New types can be based on any system-defined type except timestamp.

Tip

A fascinating aspect of user-defined data types is that you can change them in one step across the database. For example, if you decide that decimal (19,6) is not big enough for your monetary values, you can replace it with decimal (2 8,13). You can simply run the script that first changed the data type and then re-create all database objects that are referencing it. This feature is very useful during the development stage of a database. Unfortunately, when a database is already in the production phase, tables contain data, and this feature becomes a lot more complicated.

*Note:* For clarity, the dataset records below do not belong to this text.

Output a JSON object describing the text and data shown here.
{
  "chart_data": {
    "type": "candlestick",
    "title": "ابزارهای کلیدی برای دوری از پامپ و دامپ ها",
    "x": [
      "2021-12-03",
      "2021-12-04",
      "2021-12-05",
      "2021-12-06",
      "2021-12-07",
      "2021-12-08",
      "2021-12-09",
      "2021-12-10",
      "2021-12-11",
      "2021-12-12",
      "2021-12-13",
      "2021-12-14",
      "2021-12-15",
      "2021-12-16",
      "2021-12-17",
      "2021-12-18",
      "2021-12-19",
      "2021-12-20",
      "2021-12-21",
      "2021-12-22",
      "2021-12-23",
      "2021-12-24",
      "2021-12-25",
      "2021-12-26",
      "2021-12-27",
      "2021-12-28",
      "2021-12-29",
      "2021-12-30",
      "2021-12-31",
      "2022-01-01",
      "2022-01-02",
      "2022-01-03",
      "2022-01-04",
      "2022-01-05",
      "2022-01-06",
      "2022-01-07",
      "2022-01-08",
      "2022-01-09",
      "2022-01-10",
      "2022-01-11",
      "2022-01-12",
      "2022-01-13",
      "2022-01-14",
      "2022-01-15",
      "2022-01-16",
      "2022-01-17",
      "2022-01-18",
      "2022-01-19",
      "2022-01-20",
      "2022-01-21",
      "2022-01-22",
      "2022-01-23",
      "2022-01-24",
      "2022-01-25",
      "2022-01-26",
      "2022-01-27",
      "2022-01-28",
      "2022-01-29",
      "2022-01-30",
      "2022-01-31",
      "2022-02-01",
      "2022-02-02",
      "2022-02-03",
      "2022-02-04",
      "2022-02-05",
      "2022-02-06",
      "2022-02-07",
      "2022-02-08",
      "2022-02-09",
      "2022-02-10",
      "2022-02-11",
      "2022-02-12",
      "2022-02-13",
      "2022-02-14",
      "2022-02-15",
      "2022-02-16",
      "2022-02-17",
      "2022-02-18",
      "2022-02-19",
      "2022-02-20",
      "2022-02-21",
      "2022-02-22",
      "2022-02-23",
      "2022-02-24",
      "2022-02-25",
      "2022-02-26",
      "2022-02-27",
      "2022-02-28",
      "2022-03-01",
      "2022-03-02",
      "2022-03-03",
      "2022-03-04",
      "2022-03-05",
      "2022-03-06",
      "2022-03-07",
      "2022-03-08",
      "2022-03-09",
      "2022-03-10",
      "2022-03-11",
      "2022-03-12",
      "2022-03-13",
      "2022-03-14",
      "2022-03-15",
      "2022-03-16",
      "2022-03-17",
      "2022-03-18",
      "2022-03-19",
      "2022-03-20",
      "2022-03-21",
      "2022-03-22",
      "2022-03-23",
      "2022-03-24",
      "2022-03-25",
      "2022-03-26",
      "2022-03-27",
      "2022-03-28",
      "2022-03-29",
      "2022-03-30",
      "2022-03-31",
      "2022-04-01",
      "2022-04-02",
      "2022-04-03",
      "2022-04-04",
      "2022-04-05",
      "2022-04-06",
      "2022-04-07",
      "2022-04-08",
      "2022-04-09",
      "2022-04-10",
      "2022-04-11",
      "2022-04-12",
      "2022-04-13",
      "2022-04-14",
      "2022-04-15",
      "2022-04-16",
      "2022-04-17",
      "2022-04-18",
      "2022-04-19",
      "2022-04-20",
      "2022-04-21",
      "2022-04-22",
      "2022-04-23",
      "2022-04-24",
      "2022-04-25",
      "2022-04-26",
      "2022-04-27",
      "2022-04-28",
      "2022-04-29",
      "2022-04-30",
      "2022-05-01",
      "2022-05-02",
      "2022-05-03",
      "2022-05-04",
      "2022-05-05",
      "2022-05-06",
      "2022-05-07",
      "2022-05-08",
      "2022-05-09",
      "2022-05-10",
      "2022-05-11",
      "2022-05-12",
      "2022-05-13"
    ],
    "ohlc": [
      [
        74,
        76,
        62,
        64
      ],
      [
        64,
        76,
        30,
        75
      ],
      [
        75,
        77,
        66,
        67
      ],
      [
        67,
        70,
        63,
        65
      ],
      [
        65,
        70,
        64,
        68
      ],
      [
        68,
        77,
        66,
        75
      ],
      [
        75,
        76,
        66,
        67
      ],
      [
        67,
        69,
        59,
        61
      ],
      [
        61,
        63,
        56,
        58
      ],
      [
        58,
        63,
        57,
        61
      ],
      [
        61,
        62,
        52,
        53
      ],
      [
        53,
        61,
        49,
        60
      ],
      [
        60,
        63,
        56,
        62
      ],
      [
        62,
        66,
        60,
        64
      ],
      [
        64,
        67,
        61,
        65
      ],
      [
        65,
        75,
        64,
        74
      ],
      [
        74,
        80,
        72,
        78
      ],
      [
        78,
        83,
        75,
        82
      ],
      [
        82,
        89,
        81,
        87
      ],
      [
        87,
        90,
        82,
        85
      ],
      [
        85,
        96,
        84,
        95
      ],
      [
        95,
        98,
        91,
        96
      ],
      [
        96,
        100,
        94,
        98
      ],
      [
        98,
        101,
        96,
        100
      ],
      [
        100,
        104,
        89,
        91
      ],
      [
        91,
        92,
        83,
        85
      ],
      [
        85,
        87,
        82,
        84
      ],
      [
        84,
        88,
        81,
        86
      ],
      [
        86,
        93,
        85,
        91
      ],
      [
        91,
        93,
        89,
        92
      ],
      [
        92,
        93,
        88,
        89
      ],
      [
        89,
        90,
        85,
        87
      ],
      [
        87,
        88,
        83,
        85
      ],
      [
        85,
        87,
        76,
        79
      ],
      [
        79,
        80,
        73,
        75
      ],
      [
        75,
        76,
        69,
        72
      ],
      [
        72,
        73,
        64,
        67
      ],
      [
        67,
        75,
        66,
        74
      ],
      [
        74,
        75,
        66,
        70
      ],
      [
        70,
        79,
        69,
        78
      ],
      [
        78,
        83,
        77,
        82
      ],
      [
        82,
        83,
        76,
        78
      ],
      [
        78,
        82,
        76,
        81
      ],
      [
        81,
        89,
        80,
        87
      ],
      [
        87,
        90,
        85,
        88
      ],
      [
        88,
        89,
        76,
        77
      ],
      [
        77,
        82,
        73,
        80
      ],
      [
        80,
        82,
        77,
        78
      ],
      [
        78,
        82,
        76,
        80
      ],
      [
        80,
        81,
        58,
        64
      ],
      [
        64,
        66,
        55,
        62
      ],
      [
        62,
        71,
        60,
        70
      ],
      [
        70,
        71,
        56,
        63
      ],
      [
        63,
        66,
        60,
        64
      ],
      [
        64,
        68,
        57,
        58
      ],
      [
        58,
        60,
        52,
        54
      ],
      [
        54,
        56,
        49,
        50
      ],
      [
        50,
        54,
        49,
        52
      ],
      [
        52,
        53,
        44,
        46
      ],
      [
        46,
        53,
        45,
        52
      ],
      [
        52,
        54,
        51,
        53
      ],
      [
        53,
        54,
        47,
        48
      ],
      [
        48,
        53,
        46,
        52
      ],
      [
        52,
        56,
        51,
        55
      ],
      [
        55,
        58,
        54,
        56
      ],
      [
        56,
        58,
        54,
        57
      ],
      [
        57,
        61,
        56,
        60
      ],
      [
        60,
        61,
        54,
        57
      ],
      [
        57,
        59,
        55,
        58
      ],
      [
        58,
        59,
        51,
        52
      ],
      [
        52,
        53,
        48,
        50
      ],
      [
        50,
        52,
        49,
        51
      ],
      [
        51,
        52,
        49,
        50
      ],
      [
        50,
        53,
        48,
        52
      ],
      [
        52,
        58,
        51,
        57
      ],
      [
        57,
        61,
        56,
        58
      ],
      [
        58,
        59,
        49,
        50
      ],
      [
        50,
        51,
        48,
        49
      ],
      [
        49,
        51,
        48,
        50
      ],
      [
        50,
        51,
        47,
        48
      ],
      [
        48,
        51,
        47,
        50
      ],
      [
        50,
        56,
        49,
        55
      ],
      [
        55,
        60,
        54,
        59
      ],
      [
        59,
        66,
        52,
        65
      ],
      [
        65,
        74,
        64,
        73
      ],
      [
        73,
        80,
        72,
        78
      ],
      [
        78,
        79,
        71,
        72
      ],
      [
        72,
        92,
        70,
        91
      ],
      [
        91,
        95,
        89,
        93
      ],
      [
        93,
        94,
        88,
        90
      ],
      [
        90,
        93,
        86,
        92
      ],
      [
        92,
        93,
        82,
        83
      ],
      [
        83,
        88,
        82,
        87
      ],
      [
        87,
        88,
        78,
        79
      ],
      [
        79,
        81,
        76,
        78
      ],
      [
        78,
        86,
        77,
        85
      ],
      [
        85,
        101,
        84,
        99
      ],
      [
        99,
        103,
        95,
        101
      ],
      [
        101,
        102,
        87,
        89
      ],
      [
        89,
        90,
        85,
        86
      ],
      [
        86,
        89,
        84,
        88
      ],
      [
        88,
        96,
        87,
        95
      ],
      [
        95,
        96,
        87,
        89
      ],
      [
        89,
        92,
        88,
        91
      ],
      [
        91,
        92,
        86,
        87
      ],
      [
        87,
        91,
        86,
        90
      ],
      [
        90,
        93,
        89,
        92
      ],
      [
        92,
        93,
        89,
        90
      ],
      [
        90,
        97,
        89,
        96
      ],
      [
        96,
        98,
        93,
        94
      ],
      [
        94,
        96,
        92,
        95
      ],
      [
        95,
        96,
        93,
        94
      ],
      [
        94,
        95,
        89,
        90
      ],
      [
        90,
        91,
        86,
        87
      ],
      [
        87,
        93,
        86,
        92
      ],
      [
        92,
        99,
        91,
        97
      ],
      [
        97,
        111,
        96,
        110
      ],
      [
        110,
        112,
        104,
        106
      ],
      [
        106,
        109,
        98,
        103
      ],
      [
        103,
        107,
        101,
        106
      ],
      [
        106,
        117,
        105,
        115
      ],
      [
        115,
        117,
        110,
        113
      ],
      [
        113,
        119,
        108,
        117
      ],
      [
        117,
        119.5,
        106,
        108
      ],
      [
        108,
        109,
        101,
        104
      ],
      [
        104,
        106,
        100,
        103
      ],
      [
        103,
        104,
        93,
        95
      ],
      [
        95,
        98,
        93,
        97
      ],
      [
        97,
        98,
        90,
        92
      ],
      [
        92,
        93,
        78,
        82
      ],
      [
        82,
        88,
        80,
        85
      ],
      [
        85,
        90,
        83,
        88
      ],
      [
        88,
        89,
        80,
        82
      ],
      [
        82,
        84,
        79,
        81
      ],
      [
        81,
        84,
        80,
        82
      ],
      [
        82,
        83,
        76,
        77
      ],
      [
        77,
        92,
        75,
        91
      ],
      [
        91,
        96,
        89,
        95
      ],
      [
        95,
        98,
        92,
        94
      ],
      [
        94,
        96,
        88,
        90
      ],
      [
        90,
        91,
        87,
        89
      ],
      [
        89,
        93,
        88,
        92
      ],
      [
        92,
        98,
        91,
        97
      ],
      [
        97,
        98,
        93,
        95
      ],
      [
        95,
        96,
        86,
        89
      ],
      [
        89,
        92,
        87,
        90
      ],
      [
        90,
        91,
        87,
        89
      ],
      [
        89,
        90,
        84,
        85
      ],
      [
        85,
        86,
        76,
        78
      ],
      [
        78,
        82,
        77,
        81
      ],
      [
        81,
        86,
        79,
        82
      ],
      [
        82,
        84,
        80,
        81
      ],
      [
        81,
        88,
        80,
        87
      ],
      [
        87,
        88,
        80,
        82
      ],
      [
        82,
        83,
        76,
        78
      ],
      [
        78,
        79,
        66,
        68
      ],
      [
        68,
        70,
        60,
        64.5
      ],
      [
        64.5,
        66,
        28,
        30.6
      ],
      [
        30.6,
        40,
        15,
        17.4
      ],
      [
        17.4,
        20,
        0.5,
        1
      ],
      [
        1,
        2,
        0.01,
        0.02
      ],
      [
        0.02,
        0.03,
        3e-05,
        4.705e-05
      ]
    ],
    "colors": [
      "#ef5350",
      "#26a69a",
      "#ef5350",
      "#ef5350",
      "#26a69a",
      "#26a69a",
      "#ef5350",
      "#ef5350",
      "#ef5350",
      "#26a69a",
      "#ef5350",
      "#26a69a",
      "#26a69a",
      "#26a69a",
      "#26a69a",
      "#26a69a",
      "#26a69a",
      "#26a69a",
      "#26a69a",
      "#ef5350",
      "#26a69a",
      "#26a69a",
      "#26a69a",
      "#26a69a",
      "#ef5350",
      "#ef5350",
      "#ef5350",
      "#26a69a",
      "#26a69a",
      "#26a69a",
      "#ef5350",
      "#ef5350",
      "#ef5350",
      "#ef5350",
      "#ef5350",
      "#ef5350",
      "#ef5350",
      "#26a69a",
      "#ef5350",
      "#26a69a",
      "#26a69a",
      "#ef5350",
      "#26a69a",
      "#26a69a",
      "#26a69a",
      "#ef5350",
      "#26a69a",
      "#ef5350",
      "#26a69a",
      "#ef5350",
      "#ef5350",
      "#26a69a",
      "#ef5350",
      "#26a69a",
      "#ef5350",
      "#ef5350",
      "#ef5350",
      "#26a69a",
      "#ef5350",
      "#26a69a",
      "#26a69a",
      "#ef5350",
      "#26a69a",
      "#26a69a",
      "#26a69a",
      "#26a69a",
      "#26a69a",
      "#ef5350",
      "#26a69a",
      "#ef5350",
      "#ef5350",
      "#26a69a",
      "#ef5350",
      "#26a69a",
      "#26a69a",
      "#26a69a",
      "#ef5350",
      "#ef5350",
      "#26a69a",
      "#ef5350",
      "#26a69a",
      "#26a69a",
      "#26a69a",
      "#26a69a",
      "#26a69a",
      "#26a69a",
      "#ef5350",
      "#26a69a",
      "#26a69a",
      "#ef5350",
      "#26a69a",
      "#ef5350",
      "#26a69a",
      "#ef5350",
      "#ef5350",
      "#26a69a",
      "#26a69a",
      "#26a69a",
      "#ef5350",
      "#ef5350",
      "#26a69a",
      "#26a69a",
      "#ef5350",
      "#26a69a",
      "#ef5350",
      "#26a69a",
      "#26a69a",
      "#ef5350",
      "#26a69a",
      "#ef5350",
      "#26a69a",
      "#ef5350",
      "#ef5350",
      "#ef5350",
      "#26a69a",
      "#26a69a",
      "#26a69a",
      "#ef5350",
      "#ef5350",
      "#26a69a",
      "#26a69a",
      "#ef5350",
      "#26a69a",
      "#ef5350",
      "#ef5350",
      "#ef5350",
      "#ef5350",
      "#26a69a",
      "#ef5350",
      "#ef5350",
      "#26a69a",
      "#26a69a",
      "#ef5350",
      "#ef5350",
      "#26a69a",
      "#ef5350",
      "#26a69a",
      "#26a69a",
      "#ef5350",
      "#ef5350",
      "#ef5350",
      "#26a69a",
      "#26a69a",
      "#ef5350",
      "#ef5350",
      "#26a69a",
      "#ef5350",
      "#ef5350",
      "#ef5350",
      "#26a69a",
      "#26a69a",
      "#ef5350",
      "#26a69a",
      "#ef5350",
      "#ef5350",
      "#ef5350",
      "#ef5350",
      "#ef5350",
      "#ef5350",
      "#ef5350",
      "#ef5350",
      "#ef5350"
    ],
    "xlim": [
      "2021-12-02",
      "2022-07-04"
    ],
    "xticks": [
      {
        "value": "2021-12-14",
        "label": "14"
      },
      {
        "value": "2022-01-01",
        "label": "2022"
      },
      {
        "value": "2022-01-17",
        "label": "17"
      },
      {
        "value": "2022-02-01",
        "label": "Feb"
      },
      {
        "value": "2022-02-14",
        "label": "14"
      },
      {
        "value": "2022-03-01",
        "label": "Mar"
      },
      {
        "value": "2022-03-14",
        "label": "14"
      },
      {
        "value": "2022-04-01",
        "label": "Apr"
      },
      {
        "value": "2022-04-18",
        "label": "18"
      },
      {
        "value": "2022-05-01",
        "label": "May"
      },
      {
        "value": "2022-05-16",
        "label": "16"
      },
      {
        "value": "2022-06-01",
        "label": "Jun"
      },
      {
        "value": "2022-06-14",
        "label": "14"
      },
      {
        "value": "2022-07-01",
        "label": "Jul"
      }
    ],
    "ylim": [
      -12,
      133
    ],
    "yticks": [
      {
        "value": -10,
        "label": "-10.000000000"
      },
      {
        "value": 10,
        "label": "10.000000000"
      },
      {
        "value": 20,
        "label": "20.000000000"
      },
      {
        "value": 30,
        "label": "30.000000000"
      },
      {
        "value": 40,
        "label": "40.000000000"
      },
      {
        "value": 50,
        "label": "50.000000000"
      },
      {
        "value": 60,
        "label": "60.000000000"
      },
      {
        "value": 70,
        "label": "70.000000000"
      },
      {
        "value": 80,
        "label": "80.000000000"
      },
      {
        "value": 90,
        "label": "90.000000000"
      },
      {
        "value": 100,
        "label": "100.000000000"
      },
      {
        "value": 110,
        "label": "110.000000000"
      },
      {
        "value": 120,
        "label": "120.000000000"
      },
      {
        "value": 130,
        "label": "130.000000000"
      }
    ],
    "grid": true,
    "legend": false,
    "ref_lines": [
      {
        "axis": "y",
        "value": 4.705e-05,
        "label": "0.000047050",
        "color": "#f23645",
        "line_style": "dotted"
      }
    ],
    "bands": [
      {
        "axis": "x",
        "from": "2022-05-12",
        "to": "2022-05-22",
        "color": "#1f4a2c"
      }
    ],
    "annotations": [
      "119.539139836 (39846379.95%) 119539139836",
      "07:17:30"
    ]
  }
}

The designers of Microsoft SQL Server have included one special data type with the server—sysname. It is used to control the length of Transact-SQL identifiers. When the server is working in default mode, the length of this type is set to 128 characters. When the compatibility level is set to 65 or 60, the length is shortened to 30 characters. You should use it to define columns and variables that will contain Transact-SQL identifiers.